There are noteworthy differences of approach between the CS3D and the Forced Labour Regulation with respect to the due diligence, scope of application and consequences of violation:
- Due diligence obligation: The CS3D imposes due diligence requirements with respect to human rights, labour standards (including forced labour) and environment regulations. The Forced Labour Regulation (as the name suggests) only focuses on forced labour.
- Scope (companies): The CS3D applies only to EU and non-EU businesses that meet certain turnover thresholds and (in the case of EU businesses) number of employees. By contrast, the Forced Labour Regulation applies to all industry sectors; all products, regardless of their origin or value threshold; and all economic operators, regardless of their size or where they are established.
- Consequences of violation: Failure to comply with the CS3D may result in penalties and civil liabilities and requires mitigation measures to be taken in order for goods to cross EU borders, but there is no direct ban per se on market entry or circulation of products. The consequence of violation is different under the Forced Labour Regulation. If products are found to have been made with forced labour, companies will be prohibited from placing the products on the EU market or exporting or re-exporting them from the EU.
Although complying with the CS3D will, to a large extent, result in compliance with the Forced Labour Regulation, the CS3D expressly provides that where there is a conflict with another EU act that provides more extensive or more specific obligations on the matter (for example, the Forced Labour Regulation, when it comes into force), the provisions of that law will prevail to the extent of the conflict with the specific obligations. Thus, companies will need to consider both human rights and the environment (under the Directive) as well as forced labour (under the Regulation) when establishing and implementing compliance policies and conducting due diligence in the context of their operations and transactions.

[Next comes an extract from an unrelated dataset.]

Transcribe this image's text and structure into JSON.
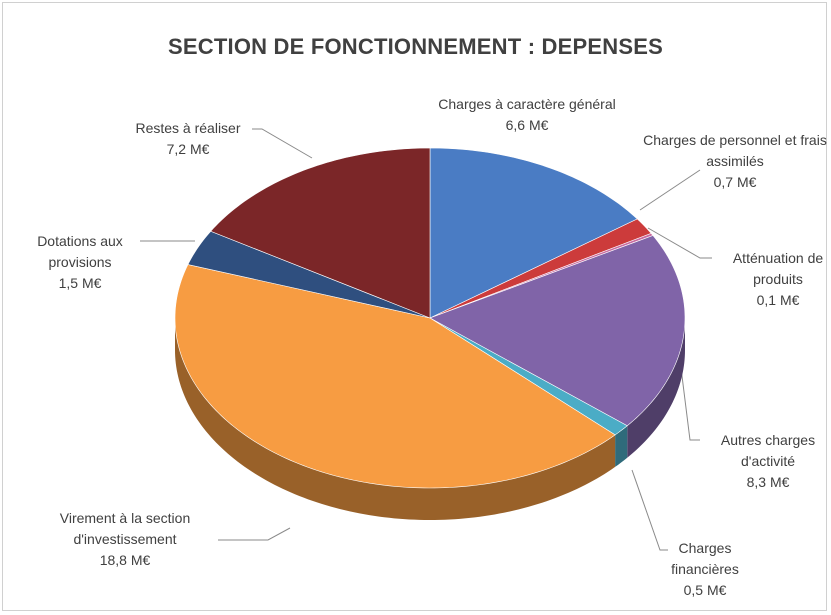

Supply chain measures as a trend
The draft text on the Forced Labour Regulation will need to be endorsed formally by the Council and adopted. It will enter into force 20 days after its publication in the Official Journal of the EU and will start applying 36 months from its entry into force, which is likely to be no earlier than mid-2027.
The Forced Labour Regulation is one of the latest mandatory supply chain due diligence schemes adopted by the EU. In addition to CS3D, various existing supply chain due diligence schemes govern the placing of goods on the EU market. Schemes that are already in force include the Conflict Minerals Regulation (in force from January 2021); the Timber Regulation (in force from March 2013); the Forest Law Enforcement (in force from February 2012), Governance and Trade (FLEGT) Regulation (in force from December 2005); and the Kimberley Process Certification Scheme for conflict diamonds (in force from December 2002). Others that have been recently adopted or have come into effect include the Carbon Border Adjustment Mechanism (CBAM) Regulation, the Deforestation-free Regulation (which will replace the Timber Regulation from 30 December 2024), and the Batteries Regulation.
All of these schemes have one important thing in common: they all require importers and exporter to know how the products they use or place on the EU market are manufactured or grown and be able to present documentary evidence upon request to demonstrate it. This evidence must be obtained from suppliers or from the suppliers’ own suppliers. With the ever-broadening scope these requirements, entities affected by multiple schemes may find economies of scale and operational optimisation are required to meaningfully address supply chain due diligence.